F i g. 3 shows a circuit arrangement constructed for the above purpose. An amplifier 65 and 66 and, in addition, a ± ^ operational amplifier 67 and 68 are connected to connections 63 and 64. The output signal of the ± K operational amplifier 67 or 68 connected to the other terminal 02 or 64 is added to the output signal of one of the amplifiers 65 or 66 in an adder stage 69 or 70, respectively. There are between the adder 69 or 70 and the ± K operational amplifier 67

and 68 respectively adjusting members 71 and 72 respectively connected between them, which are expediently used as variable resistors are executed. The sum signals obtained as output signals of the adder stages 69 and 70, respectively are connected to terminals 73 and 74, respectively.
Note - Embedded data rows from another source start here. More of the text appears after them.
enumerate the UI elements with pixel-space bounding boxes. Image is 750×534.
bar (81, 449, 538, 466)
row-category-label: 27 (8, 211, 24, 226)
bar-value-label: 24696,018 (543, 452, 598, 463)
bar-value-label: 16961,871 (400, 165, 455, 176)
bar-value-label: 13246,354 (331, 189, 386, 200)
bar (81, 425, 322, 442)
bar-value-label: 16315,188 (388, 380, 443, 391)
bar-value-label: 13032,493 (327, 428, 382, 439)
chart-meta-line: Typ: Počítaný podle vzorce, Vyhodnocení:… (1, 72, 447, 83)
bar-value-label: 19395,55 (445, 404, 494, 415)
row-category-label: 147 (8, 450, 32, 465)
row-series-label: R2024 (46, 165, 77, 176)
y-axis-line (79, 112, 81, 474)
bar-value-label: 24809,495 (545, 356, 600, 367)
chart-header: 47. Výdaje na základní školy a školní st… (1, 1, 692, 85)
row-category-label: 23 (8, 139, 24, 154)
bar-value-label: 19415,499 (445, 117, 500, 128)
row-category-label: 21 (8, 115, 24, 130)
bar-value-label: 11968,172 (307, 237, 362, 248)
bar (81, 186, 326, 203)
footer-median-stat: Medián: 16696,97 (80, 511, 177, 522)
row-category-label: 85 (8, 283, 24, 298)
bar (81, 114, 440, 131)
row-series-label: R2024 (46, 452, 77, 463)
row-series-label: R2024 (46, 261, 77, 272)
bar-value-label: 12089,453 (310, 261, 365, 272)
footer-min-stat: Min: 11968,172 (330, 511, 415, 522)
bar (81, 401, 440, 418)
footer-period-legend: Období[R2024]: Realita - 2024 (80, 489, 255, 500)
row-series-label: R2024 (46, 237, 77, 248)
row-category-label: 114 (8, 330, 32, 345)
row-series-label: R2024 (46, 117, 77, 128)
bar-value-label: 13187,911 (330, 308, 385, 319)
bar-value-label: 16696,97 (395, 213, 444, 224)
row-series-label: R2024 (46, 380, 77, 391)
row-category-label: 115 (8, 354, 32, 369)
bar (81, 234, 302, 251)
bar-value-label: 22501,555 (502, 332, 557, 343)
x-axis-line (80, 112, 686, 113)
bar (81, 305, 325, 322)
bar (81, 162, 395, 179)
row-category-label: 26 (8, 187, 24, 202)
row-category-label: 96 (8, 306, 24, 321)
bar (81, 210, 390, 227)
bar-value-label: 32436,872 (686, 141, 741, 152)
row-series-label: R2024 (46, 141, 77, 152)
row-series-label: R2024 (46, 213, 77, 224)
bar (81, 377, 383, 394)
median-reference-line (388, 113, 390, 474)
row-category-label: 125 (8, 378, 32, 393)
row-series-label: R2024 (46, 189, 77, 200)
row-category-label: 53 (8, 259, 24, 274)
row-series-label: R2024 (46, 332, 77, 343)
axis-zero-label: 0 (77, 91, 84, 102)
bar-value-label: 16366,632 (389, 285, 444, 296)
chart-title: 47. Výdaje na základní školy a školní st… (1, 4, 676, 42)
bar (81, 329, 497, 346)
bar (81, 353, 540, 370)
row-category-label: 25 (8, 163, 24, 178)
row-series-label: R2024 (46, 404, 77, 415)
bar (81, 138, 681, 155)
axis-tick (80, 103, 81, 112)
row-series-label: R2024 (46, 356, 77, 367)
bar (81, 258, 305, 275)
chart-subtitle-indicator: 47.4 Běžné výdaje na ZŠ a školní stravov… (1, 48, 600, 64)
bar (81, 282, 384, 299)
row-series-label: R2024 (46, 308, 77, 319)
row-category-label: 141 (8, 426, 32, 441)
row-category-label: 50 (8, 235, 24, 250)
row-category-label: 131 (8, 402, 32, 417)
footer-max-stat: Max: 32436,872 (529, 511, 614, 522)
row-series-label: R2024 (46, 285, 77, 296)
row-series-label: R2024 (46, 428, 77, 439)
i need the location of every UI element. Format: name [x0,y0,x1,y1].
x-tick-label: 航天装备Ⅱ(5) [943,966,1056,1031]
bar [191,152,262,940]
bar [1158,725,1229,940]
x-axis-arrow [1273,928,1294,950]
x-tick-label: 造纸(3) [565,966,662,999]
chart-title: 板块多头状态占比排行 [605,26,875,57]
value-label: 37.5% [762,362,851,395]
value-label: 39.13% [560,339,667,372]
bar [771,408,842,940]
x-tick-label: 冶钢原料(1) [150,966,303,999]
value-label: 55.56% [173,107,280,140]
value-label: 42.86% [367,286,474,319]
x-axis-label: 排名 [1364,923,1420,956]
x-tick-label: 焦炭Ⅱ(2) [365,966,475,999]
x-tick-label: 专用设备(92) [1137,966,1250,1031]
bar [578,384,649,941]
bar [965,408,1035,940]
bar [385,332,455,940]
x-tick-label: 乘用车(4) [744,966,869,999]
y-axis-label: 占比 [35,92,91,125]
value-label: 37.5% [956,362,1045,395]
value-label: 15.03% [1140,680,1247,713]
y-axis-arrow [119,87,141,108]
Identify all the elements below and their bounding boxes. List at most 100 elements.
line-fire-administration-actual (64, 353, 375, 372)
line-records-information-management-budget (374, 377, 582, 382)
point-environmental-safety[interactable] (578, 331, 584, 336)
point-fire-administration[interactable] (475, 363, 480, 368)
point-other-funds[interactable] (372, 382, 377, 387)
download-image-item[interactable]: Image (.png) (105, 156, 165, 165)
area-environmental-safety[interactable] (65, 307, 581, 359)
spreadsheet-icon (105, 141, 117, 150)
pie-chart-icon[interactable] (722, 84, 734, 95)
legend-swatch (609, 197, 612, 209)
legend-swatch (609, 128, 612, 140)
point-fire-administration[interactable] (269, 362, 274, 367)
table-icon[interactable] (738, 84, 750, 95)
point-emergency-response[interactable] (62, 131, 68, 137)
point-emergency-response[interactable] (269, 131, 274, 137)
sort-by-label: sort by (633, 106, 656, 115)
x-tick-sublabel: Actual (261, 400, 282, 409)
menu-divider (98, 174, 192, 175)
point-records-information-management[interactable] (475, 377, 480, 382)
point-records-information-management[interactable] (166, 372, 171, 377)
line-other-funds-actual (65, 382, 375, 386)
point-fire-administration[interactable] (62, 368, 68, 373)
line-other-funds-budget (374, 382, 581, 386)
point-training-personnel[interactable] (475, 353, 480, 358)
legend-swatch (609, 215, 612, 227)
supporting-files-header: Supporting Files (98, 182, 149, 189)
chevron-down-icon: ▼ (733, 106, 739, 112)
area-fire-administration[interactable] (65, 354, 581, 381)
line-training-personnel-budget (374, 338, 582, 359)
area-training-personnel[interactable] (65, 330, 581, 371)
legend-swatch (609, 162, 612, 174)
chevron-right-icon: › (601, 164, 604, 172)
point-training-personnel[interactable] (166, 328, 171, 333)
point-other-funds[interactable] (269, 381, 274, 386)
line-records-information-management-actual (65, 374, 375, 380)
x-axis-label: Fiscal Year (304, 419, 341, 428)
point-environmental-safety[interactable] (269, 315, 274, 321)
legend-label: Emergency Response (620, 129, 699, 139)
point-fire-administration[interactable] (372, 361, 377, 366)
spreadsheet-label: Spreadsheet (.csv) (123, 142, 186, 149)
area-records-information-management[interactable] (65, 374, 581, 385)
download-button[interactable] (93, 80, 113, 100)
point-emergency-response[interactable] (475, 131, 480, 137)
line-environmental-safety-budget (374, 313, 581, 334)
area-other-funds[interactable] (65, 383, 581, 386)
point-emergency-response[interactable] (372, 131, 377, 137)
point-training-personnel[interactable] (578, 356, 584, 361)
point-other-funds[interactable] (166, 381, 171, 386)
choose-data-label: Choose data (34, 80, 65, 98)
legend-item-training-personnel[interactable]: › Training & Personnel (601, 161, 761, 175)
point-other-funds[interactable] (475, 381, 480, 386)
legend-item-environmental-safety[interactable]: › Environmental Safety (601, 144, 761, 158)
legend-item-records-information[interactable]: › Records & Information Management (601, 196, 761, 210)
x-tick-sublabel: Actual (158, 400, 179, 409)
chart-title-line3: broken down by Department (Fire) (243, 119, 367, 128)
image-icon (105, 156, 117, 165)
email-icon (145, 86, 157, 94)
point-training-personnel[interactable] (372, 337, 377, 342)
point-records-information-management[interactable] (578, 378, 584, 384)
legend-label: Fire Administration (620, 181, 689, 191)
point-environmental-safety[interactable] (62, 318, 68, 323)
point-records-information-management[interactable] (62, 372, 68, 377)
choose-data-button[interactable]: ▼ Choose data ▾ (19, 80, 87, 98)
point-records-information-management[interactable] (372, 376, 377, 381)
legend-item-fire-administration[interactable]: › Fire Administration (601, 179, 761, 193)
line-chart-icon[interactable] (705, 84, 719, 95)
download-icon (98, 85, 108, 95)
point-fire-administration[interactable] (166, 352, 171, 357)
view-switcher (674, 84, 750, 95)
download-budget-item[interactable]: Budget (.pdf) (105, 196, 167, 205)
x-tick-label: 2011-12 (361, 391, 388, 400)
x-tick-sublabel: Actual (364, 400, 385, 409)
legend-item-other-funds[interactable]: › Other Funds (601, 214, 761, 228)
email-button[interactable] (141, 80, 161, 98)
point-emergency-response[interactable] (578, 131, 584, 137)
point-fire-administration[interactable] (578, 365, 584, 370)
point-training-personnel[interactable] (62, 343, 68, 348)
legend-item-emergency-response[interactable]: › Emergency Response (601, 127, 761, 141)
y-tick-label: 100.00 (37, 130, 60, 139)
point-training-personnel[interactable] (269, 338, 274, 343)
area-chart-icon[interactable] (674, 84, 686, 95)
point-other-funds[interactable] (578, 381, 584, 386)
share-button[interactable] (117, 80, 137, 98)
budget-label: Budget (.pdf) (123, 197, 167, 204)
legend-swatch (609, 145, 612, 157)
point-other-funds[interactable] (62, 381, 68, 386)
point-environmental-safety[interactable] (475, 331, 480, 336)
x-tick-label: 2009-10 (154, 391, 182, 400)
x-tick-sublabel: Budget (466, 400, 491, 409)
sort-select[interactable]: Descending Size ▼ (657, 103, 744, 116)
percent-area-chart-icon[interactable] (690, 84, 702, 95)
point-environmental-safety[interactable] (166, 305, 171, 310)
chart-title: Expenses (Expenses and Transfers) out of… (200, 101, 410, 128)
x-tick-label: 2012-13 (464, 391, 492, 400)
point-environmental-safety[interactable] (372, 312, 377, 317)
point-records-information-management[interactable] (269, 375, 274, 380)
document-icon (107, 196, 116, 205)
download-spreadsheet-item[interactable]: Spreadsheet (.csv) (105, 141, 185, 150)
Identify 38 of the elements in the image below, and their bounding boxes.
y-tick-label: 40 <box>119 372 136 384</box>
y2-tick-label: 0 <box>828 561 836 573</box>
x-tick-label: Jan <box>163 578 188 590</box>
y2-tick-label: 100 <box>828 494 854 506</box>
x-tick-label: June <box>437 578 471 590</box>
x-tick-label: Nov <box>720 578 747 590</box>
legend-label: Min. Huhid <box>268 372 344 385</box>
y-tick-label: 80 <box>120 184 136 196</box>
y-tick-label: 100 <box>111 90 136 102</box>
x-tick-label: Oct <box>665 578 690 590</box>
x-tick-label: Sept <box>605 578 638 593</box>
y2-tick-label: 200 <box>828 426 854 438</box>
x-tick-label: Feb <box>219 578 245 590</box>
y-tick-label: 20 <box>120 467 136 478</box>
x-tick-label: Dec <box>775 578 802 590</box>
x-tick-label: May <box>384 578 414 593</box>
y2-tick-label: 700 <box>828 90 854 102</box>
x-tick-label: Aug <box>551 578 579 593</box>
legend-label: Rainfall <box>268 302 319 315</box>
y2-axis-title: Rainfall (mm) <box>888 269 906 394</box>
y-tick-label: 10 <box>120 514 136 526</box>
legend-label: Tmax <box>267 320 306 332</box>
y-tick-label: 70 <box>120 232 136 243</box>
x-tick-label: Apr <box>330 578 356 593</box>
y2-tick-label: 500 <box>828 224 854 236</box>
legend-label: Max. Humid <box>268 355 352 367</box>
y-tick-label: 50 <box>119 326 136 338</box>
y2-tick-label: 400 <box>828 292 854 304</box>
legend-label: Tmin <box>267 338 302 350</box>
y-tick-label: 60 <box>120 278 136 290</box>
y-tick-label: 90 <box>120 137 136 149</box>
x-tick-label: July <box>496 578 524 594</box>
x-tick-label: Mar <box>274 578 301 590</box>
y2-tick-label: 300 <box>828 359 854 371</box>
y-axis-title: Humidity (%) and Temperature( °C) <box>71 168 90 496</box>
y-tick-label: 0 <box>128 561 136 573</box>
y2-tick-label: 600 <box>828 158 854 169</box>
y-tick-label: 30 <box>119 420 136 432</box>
ίο F i g. 4 shows an embodiment for a ± ^ 'operational amplifier. Output signals of opposite polarity occur at the emitter and collector of a transistor. For the adjustment members as Tl and 72, variable resistors used

booths of 10 kiloohms are preferably used. If the movable tap of these variable resistances is fixed in the middle, then the outputs of the ± K operation amplifiers 6 "? And 68" are zero. "

At the connections 63 and 64 of the circuit arrangement are now. as in Fig. 3 indicated, demodulated color difference signals - X or - Z given, for example, the output signals of the clamping circuits of the decoder of a color television

represent the recipient. The color difference signals - ν and - Z thus represent the input signals of an amplifier 65 or 66 and a ± K operational amplifier 68 or 67. The color difference signals are only amplified in the amplifiers 65 and 66. The output signals of these amplifiers 65 and 66 are given directly to the addition stage 69 and 70, respectively. In the ± ^ operational amplifiers 67 and

68 an output signal ± K {- Z) or ± K {- X) is formed from the color difference signals, the respectively

via an adjusting member 71 or 72 to an adder stage

69 or 70 is given. The desired signals - A '± K (- Z) or --Z ± K (-X) are thus obtained at the end terminals 73 and 74. By coupling the setting members 71 and 72 in opposite directions, one obtains —Z ± K (-X) for -A '± K (-Z).

With the help of this circuit arrangement, a color setting is accordingly possible. Of course, this method can also be used in the same way for R - Y or B - V signals. The line sequential color television system is then fabricated using the circuitry described above. The color encoder can be provided on the transmission side and the color decoder on the receiver side.

1 sheet of drawings

Claims (3)

Patent claims: 1. Circuit arrangement for setting the hue on a color television set for a zeilensequL-ntielles color television system, a color television signal consisting of a luminance signal, two line-sequential color difference signals and one during ι *. Horizontal sync signal section transmitted Farbsvnchronsignal is sawn \ o, characterized in that the demodulated color difference signals - Λ "-. Z are each an amplifier (65 66) and each having a ± K-Operunonsverstärker are supplied (67. 68), where K is a factor between -1 and -1 is that the output signals of the amplifier for the -X or -Z signal and of the ± K operational amplifier for the -Z or -A 'signal are fed to an adding run (69 and 70) and in that adjusting members (71. 72) for changing the rela- -i ven signal components in the sum signal - are provided A '± K (-zl b / w -Z-Ki-X.). 2. Circuit arrangement according to claim 1, characterized in that the adjusting members (71. 72) are coupled for opposing setting. -5 3. Circuit arrangement according to claim 1, characterized in that the adjusting members (71. 72) are variable resistances.